CINCINNATI — Insurance companies in Cincinnati are slashing their premiums by more than $50,000 for 2018, the first time in more than a decade that the city has cut rates.

Cincinnati Insurance Commissioner David Hinkle said the cuts will save consumers and companies money.

Hinkle said in a statement the increases will allow the company to increase rates on many policies to keep up with rising costs.

It’s the first year since 2010 that the company has offered premium increases, he said.

Cincinnati’s average annual premium for a family of four is now $11,638.

It dropped $50 this year to $10,739, according to data from the state.

Holes were filled by new insurance policies in 2018, but many companies have been able to offer a lower price than expected, said David Guggenheim, vice president of the insurance brokerage Aon Corp.
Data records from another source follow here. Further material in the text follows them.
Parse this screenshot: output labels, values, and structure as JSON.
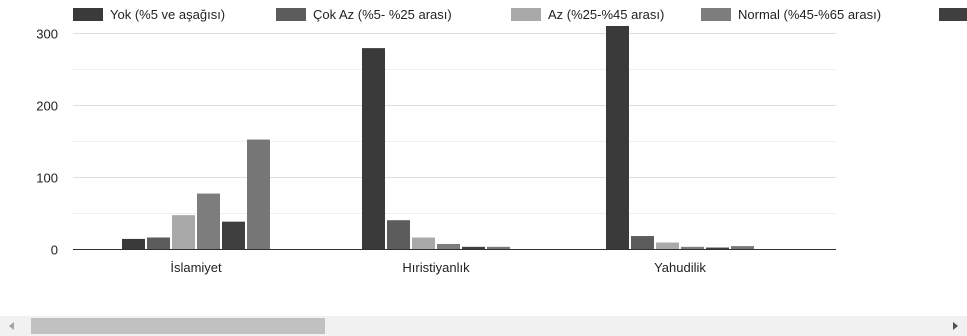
{
  "chart_data": {
    "type": "bar",
    "categories": [
      "İslamiyet",
      "Hıristiyanlık",
      "Yahudilik"
    ],
    "series": [
      {
        "name": "Yok (%5 ve aşağısı)",
        "color": "#3a3a3a",
        "values": [
          14,
          279,
          310
        ]
      },
      {
        "name": "Çok Az (%5- %25 arası)",
        "color": "#5c5c5c",
        "values": [
          16,
          40,
          18
        ]
      },
      {
        "name": "Az (%25-%45 arası)",
        "color": "#a9a9a9",
        "values": [
          47,
          16,
          9
        ]
      },
      {
        "name": "Normal (%45-%65 arası)",
        "color": "#7d7d7d",
        "values": [
          77,
          7,
          3
        ]
      },
      {
        "name": "",
        "color": "#3f3f3f",
        "values": [
          38,
          3,
          2
        ]
      },
      {
        "name": "",
        "color": "#777777",
        "values": [
          152,
          3,
          4
        ]
      }
    ],
    "y_ticks": [
      0,
      100,
      200,
      300
    ],
    "ylim": [
      0,
      300
    ],
    "grid": true,
    "legend_position": "top",
    "xlabel": "",
    "ylabel": "",
    "title": ""
  }
}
A large group of insurers, including Nationwide, Blue Cross Blue Shield of Ohio and Progressive, will be able to raise rates.

That could put pressure on prices for other insurance plans, such as health plans offered through private insurers.

The insurance company said the increase will affect a wide range of plans, from those covering children to those covering seniors.

In 2018, more than 3 million people had health insurance through their employer or government plan.

That means many people will have to pay more.

The insurer is cutting the average rate by about $5,200, or a third of what it’s been doing for the past three years, according a statement.

The average increase will apply to a large portion of those affected by the reduction.

A big part of the change comes from a new health plan called the Community Health Plan, which the insurer launched in 2018.

It covers some 1 million people who currently receive coverage through their employers.

The company is rolling out the new plan in other parts of the city.

The changes are part of a wider strategy by the insurer to reduce costs as insurance companies cut back on services and medical expenses.